Salin Artikel

Kisah di Balik Tragedi Stadion Kanjuruhan: PNS Terjebak di Pintu 13, Gendong Korban Sekarat hingga Saksikan Jenazah Bergeletakan

Banyak kisah memilukan tragedi Arema yang sangat menyayat hati akan kengerian tragedi pada malam itu.

Ada kisah seorang PNS yang gendong korban tragedi Arema yang sekarat hingga akhirnya menghembuskan napas terakhr.

Dadang Indarto adalah seorang ASN Pemkot Batu yang menjadi satu di antara ribuan suporter yang menonton 'Derbi Jatim' Arema FC melawan Persebaya Surabaya, di Stadion Kanjuruhan, Malang.

Menceritakan kembali malam kelabu pada Sabtu (1/10/2022) membuat nafasnya tersengal-sengal.

Ia terpaksa harus tetap mengatur intonasi dan nada bicaranya di hadapan audiens setenang mungkin dalam acara yang digelar KontraS, di kawasan Lapangan Rampal, Blimbing, Kota Malang, Senin (3/10/2022).

Kedua bola matanya memerah dan berupaya membendung air matanya yang akan tumpah, sekuat tenaga.

Ia bercerita datang menonton bersama rekannya, Aremania asal Lampung. Sebelum peluit panjang tanda laga selesai, ia dan rekannya memutuskan keluar dari tribun 13 melalui tangga.

"Pada menit 90 tambahan 3 menit, saya mencoba keluar dari pintu gate 13, di tangga itu, sudah penuh. Sehingga saya memutuskan balik, saya bersama dengan teman saya Aremania Lampung, jauh jauh dari Lampung, dia ke sini hanya untuk menonton Arema. Tapi apa yang terjadi yang ditonton adalah film horor," ujar Dadang.

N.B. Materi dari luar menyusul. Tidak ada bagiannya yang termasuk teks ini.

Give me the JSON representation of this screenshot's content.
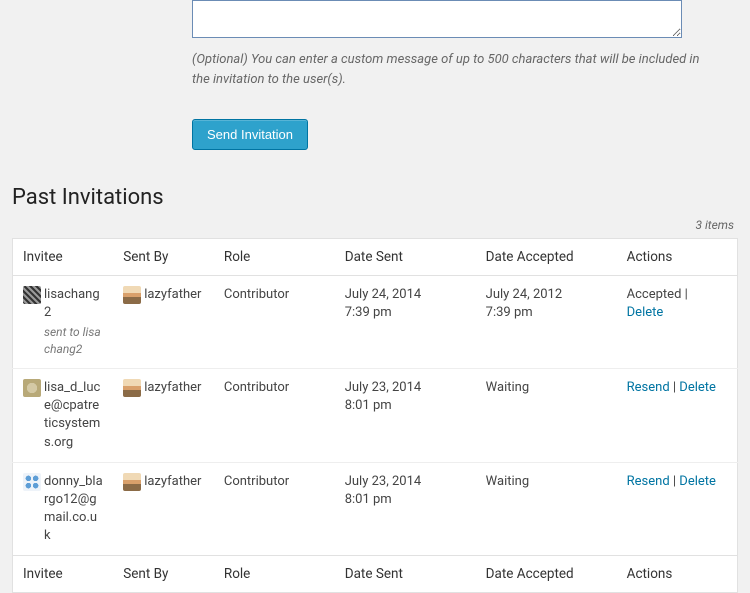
{
  "form": {
    "hint": "(Optional) You can enter a custom message of up to 500 characters that will be included in the invitation to the user(s).",
    "send_label": "Send Invitation"
  },
  "section": {
    "title": "Past Invitations",
    "items_count": "3 items"
  },
  "table": {
    "headers": {
      "invitee": "Invitee",
      "sent_by": "Sent By",
      "role": "Role",
      "date_sent": "Date Sent",
      "date_accepted": "Date Accepted",
      "actions": "Actions"
    },
    "rows": [
      {
        "invitee": "lisachang2",
        "sent_to_label": "sent to",
        "sent_to_value": "lisachang2",
        "sent_by": "lazyfather",
        "role": "Contributor",
        "date_sent_line1": "July 24, 2014",
        "date_sent_line2": "7:39 pm",
        "date_accepted_line1": "July 24, 2012",
        "date_accepted_line2": "7:39 pm",
        "status": "Accepted",
        "action1": "",
        "action2": "Delete"
      },
      {
        "invitee": "lisa_d_luce@cpatreticsystems.org",
        "sent_to_label": "",
        "sent_to_value": "",
        "sent_by": "lazyfather",
        "role": "Contributor",
        "date_sent_line1": "July 23, 2014",
        "date_sent_line2": "8:01 pm",
        "date_accepted_line1": "Waiting",
        "date_accepted_line2": "",
        "status": "",
        "action1": "Resend",
        "action2": "Delete"
      },
      {
        "invitee": "donny_blargo12@gmail.co.uk",
        "sent_to_label": "",
        "sent_to_value": "",
        "sent_by": "lazyfather",
        "role": "Contributor",
        "date_sent_line1": "July 23, 2014",
        "date_sent_line2": "8:01 pm",
        "date_accepted_line1": "Waiting",
        "date_accepted_line2": "",
        "status": "",
        "action1": "Resend",
        "action2": "Delete"
      }
    ]
  }
}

Saat itu melihat beberapa suporter masuk berlarian ke tengah lapangan.

Sempat dinarasikan aksi tersebut sebagai bentuk anarkis menyerang pemain lawan. Namun suporter itu menuju ke arah pintu masuk ruang ganti pemain untuk memberikan pelukan hangat.

Hal tersebut dilakukan sebagai luapan atas kemenangan yang belum berpihak pada mereka.

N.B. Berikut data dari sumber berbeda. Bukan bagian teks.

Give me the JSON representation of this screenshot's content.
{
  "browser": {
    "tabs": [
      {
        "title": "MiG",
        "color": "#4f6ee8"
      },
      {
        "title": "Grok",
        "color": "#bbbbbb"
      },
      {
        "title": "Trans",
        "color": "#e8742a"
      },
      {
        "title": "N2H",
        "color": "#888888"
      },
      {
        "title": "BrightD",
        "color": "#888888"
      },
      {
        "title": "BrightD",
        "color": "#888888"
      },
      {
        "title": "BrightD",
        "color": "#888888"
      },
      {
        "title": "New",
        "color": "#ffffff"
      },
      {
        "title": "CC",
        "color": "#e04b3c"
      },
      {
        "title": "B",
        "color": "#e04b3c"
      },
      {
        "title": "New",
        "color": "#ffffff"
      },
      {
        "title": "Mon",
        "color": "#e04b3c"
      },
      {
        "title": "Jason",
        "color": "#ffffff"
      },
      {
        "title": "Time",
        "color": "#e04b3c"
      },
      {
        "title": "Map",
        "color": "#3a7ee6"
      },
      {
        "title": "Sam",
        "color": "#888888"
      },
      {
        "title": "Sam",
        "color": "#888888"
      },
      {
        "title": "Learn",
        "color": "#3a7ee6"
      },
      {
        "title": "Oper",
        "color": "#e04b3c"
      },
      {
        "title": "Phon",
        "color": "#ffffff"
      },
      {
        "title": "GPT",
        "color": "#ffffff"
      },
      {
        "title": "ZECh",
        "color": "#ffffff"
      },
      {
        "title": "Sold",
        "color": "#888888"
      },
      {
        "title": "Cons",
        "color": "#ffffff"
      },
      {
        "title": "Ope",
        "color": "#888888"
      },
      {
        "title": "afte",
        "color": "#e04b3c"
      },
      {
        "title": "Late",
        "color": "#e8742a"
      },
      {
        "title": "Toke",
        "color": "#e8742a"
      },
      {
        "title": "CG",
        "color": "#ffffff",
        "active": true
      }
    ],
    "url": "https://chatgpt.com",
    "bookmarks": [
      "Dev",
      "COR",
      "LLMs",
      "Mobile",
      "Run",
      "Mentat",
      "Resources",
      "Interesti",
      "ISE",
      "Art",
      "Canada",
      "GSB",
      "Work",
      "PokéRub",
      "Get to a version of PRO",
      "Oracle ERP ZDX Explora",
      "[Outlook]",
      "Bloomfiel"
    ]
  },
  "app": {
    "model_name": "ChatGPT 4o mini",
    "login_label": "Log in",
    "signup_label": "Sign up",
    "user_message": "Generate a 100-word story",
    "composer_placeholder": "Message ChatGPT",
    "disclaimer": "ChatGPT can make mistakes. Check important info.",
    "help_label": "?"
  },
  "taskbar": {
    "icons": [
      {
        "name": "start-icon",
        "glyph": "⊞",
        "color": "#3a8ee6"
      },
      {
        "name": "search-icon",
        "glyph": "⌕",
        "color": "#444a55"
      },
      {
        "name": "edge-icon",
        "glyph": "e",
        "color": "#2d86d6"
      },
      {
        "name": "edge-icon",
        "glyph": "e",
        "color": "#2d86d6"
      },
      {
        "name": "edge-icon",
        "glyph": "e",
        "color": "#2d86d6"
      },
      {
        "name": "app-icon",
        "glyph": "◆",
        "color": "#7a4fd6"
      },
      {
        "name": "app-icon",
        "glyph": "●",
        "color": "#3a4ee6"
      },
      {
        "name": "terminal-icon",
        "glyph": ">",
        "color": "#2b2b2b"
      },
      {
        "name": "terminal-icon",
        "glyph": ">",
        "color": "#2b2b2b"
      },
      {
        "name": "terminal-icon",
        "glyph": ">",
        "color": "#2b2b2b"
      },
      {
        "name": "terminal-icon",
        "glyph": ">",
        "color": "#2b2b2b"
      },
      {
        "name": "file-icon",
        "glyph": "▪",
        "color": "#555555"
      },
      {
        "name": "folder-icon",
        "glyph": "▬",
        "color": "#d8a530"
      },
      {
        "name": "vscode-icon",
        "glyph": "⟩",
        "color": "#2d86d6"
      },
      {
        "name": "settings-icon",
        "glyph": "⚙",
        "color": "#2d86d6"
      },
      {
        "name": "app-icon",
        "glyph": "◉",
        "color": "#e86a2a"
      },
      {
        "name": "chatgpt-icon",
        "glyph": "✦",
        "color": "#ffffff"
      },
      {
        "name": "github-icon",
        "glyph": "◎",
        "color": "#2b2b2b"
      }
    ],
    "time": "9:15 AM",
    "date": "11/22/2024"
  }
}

Menurut Dadang sebagian juga meminta swafoto dengan pemain Arema FC idola mereka

"Nah waktu itu kita diamankan Match Steward disuruh kembali, naik kembali (tribun). Saat naik kembali, mungkin dikira teman-teman itu adalah gegeran. Jadi dari tribun utara dan selatan, spontan turun, dikira gegeran. Dan itu tidak ada perlawanan sama sekali pada steward, nurut arek-arek," terangnya.

Aksi suporter direspon lain oleh aparat yang berjaga. Kerumunan ratusan aparat yang semula berada di sudut-sudut gelap pinggiran stadion bergerak gegap-gempita mengejar setiap suporter yang telah menjadi sasaran mereka.

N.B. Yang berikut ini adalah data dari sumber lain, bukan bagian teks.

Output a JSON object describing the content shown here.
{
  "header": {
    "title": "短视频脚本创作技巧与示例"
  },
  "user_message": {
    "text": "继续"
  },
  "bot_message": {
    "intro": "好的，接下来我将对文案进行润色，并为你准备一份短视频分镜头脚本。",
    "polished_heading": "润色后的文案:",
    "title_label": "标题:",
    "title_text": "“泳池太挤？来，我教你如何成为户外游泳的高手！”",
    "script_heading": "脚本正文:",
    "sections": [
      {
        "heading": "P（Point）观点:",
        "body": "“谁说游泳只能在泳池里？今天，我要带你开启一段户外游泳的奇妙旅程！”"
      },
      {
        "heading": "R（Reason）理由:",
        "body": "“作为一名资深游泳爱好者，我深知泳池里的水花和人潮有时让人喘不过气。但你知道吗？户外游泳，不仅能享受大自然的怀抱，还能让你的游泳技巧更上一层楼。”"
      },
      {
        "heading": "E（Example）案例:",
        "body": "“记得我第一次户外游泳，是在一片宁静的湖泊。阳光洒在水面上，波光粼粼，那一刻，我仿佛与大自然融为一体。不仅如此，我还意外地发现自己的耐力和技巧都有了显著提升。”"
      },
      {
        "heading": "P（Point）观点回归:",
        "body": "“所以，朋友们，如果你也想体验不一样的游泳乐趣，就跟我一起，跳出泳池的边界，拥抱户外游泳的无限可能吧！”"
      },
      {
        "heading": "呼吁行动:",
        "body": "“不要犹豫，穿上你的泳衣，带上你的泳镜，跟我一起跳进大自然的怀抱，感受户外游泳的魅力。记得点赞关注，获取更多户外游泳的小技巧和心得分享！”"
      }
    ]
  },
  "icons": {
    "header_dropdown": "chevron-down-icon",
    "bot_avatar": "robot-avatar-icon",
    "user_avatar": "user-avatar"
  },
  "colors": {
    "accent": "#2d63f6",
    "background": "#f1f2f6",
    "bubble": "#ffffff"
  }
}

Dadang mengaku, kengerian sesungguhnya adalah ketika bola pelontar gas air mata tiba-tiba jatuh di tengah kerumunan ratusan suporter di tribun 13.

Terpaksa ia bersama temannya asal Lampung itu, berupaya membelah kepungan kabut asap putih bebal nan beracun itu.

Memanfaatkan jaket yang disingkapnya menjadi penutup kepala, sebuah teknik menyelamatkan diri dari paparan gas air mata semasa dirinya menjadi demonstran saat kuliah, Dadang akhirnya mampu menyibak kepulan gas tersebut.

Kemudian ia menuju ke pintu keluar lain yang melalui tangga di tribun 14, bersebelahan dengan Tribun VIP.

Setelah berhasil keluar, ia malah disuguhkan pemandangan yang mengiris hati.

"Setelah tembakan ke-3, dan asap agak tipis, asap agak reda, saya mencari pintu di sebelah VIP, di tribun 14, begitu saya keluar, ya Allah, teman-teman saya sudah bergeletakkan. Saya menemukan satu korban, kebetulan itu teman saya, biasa guyonan ngopi mangan bakso, sudah tidak bergerak, meninggal dunia," ungkapnya seraya terisak.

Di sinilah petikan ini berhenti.